Depending on the CFD provider you can short the index either directly through the market maker, or via direct market access (DMA) by short selling a CFD on the SPDR S&P/ASX 200 ETF (formerly known as StreetTracks 200).
Another more specific way of hedging in shaky markets is to short sell an exactly correlating number of CFDs as you hold the stocks of – thus ending up with a zero net position. Press says many clients with long term equity portfolios short sold CFDs against their stock holdings during the market wobbles with the aim of neutralising their exposure.
“It also means that if you have a large capital gain and want to lock that in but don’t want to realise the capital gains, you can short CFDs over those stocks for capital protection and to give you the time to assess the market position before you make your final decision as to whether to hold or sell,” Press says.

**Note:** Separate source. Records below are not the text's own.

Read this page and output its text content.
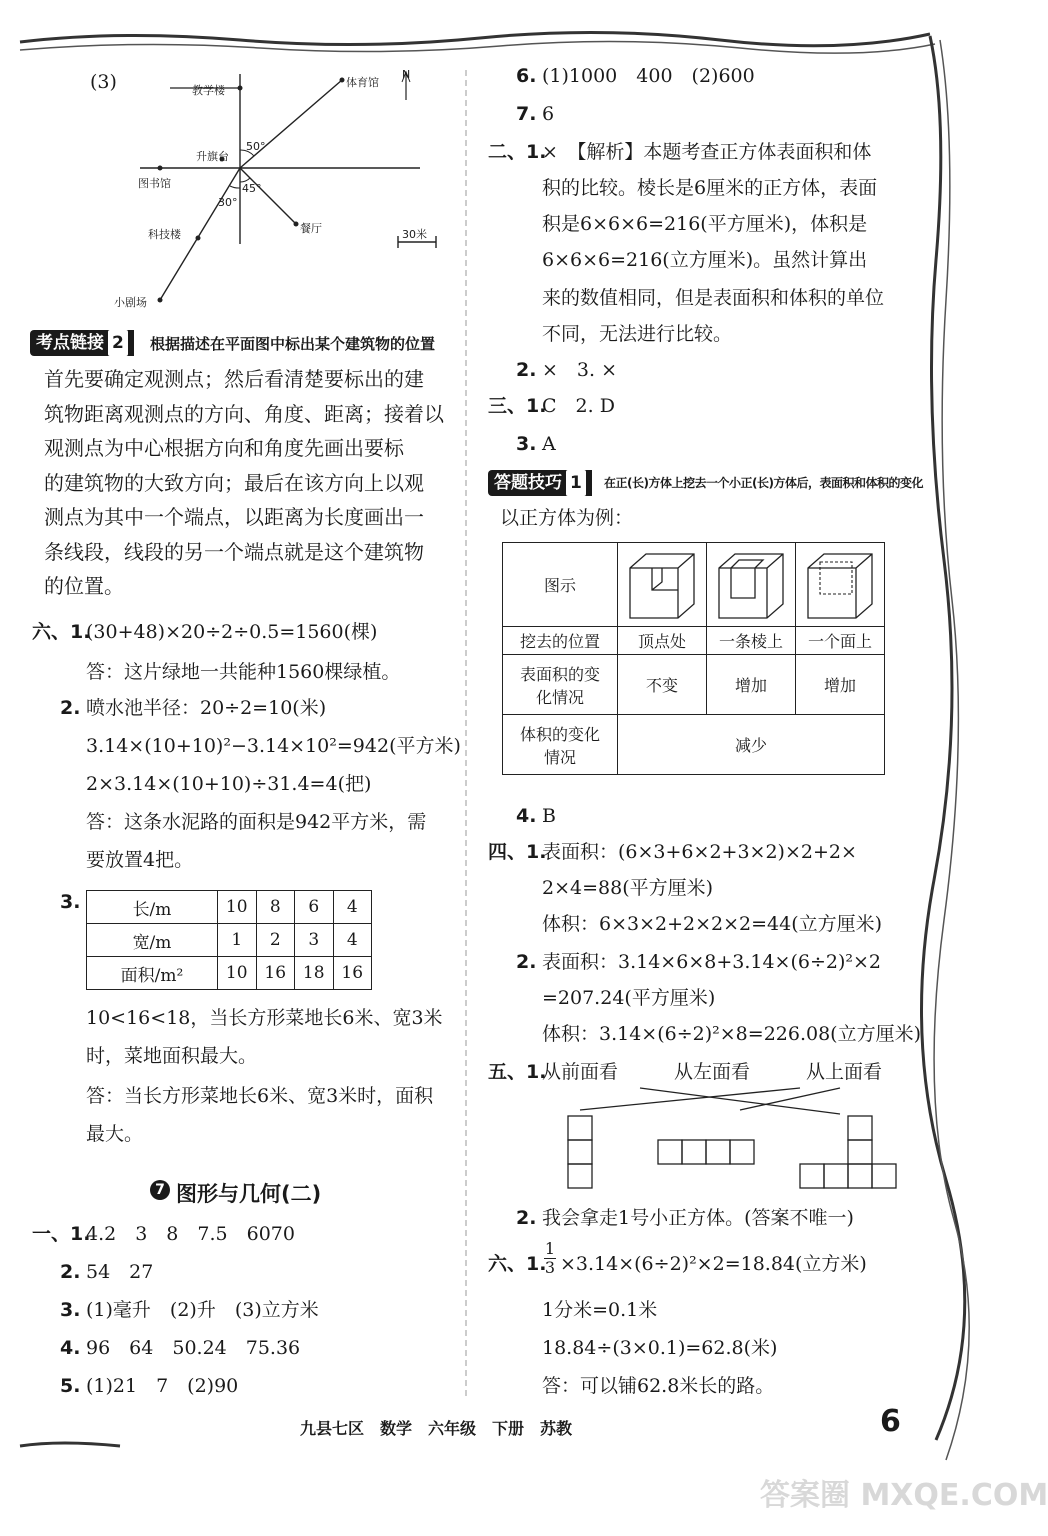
(3)	教学楼
体育馆
N
升旗台
50°
图书馆	45°
30°
科技楼	餐厅	30米
小剧场
考点链接 2	根据描述在平面图中标出某个建筑物的位置
首先要确定观测点；然后看清楚要标出的建
筑物距离观测点的方向、角度、距离；接着以
观测点为中心根据方向和角度先画出要标
的建筑物的大致方向；最后在该方向上以观
测点为其中一个端点，以距离为长度画出一
条线段，线段的另一个端点就是这个建筑物
的位置。
六、1.
(30+48)×20÷2÷0.5=1560(棵)
答：这片绿地一共能种1560棵绿植。
2. 喷水池半径：20÷2=10(米)
3.14×(10+10)²−3.14×10²=942(平方米)
2×3.14×(10+10)÷31.4=4(把)
答：这条水泥路的面积是942平方米，需
要放置4把。
3.	长/m	10	8	6	4
宽/m	1	2	3	4
面积/m²	10	16	18	16
10<16<18，当长方形菜地长6米、宽3米
时，菜地面积最大。
答：当长方形菜地长6米、宽3米时，面积
最大。
7 图形与几何(二)
一、1.
4.2　3　8　7.5　6070
2. 54　27
3. (1)毫升　(2)升　(3)立方米
4. 96　64　50.24　75.36
5. (1)21　7　(2)90
6. (1)1000　400　(2)600
7. 6
二、1.
×　【解析】本题考查正方体表面积和体
积的比较。棱长是6厘米的正方体，表面
积是6×6×6=216(平方厘米)，体积是
6×6×6=216(立方厘米)。虽然计算出
来的数值相同，但是表面积和体积的单位
不同，无法进行比较。
2. ×　3. ×
三、1.
C　2. D
3. A
答题技巧 1	在正(长)方体上挖去一个小正(长)方体后，表面积和体积的变化
以正方体为例：
图示			
挖去的位置	顶点处	一条棱上	一个面上

表面积的变
化情况	不变	增加	增加

体积的变化
情况	减少		
4. B
四、1.
表面积：(6×3+6×2+3×2)×2+2×
2×4=88(平方厘米)
体积：6×3×2+2×2×2=44(立方厘米)
2. 表面积：3.14×6×8+3.14×(6÷2)²×2
=207.24(平方厘米)
体积：3.14×(6÷2)²×8=226.08(立方厘米)
五、1.
从前面看	从左面看	从上面看
2. 我会拿走1号小正方体。(答案不唯一)
六、1.
$\frac{1}{3} \times 3.14\times(6\div 2)^2\times 2=18.84$(立方米)
1分米=0.1米
18.84÷(3×0.1)=62.8(米)
答：可以铺62.8米长的路。
九县七区　数学　六年级　下册　苏教	6
答案圈 MXQE.COM
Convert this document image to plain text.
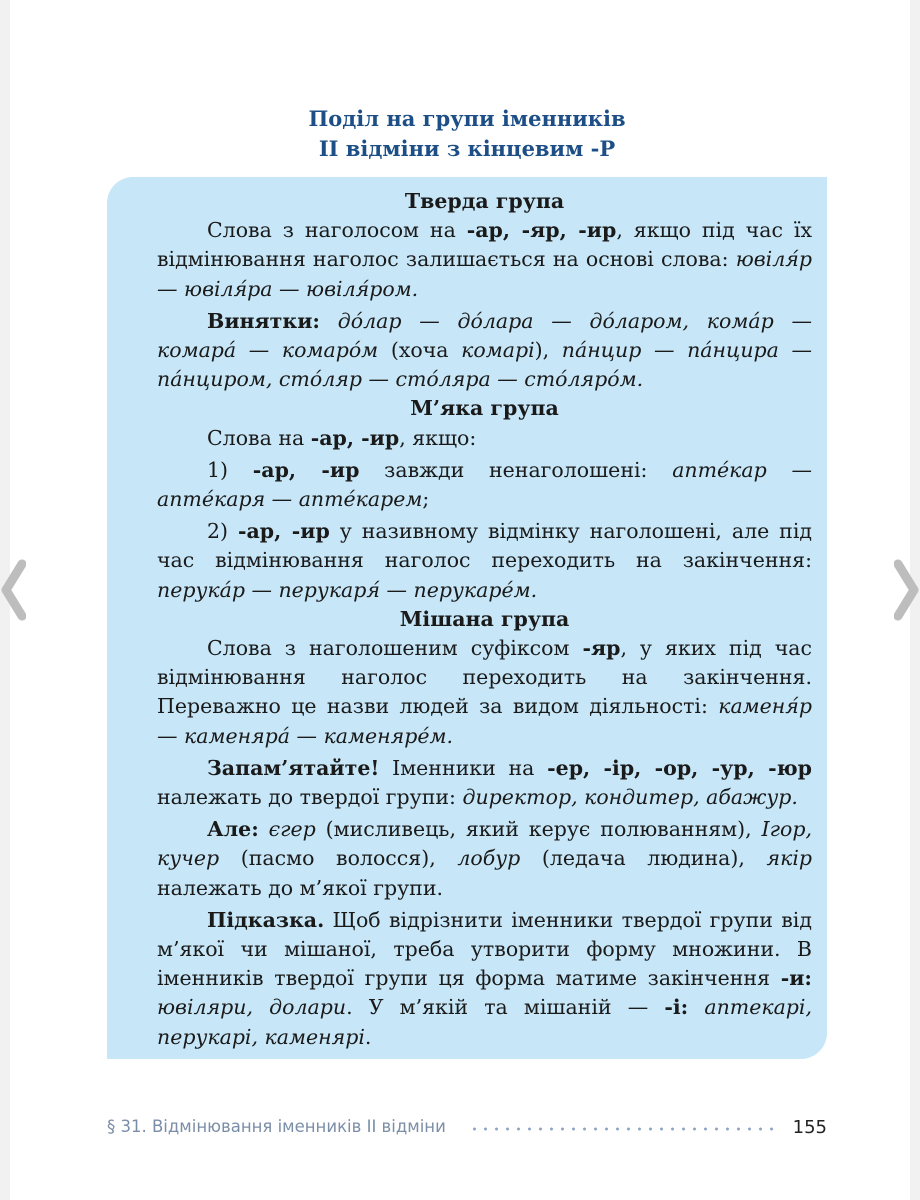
Поділ на групи іменників
II відміни з кінцевим -Р

Тверда група

Слова з наголосом на -ар, -яр, -ир, якщо під час їх відмінювання наголос залишається на основі слова: ювіля́р — ювіля́ра — ювіля́ром.

Винятки: до́лар — до́лара — до́ларом, кома́р — комара́ — комаро́м (хоча комарі), па́нцир — па́нцира — па́нциром, сто́ляр — сто́ляра — сто́лярóм.

М’яка група

Слова на -ар, -ир, якщо:

1) -ар, -ир завжди ненаголошені: апте́кар — апте́каря — апте́карем;

2) -ар, -ир у називному відмінку наголошені, але під час відмінювання наголос переходить на закінчення: перука́р — перукаря́ — перукаре́м.

Мішана група

Слова з наголошеним суфіксом -яр, у яких під час відмінювання наголос переходить на закінчення. Переважно це назви людей за видом діяльності: каменя́р — каменяра́ — каменяре́м.

Запам’ятайте! Іменники на -ер, -ір, -ор, -ур, -юр належать до твердої групи: директор, кондитер, абажур.

Але: єгер (мисливець, який керує полюванням), Ігор, кучер (пасмо волосся), лобур (ледача людина), якір належать до м’якої групи.

Підказка. Щоб відрізнити іменники твердої групи від м’якої чи мішаної, треба утворити форму множини. В іменників твердої групи ця форма матиме закінчення -и: ювіляри, долари. У м’якій та мішаній — -і: аптекарі, перукарі, каменярі.

§ 31. Відмінювання іменників ІІ відміни	155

Other more adventurous CFD traders used CFDs to short stocks or the index to make a tidy speculative profit. Traders who managed to short-sell MBL when it fell from $90 to $75 in late July, early August in the wake of the sub-prime crisis would have done very well for themselves. Selling 1000 MBL CFDs at $90 and then buying 1000 MBL CFDs at $75 would have yielded a profit of $14,835 on their outlay of , for instance.
Press says those of his clients employing strategic short term trades – either short or long – tend to be active traders, relying on technical analysis to make decisions as to where the market is heading. “They are watching the market like a hawk,” he says. “You do have to be very flexible and nimble. It’s about managing your position overnight depending on your analysis of where you’re expecting the market to go.”
CFDs are a product well suited to changing direction quickly – a scenario that is all too familiar to investors and traders at the moment as the credit crisis continues to pay itself out. “The beautiful thing about CFDs is that you can still make money even if the market hits its head,” says McCathie. “History’s proven that the market wants to go up. But along the way there are always going to be hiccups and for a leveraged player it’s a matter of making sure you are hedge for that possibility so you don’t get burned too badly.”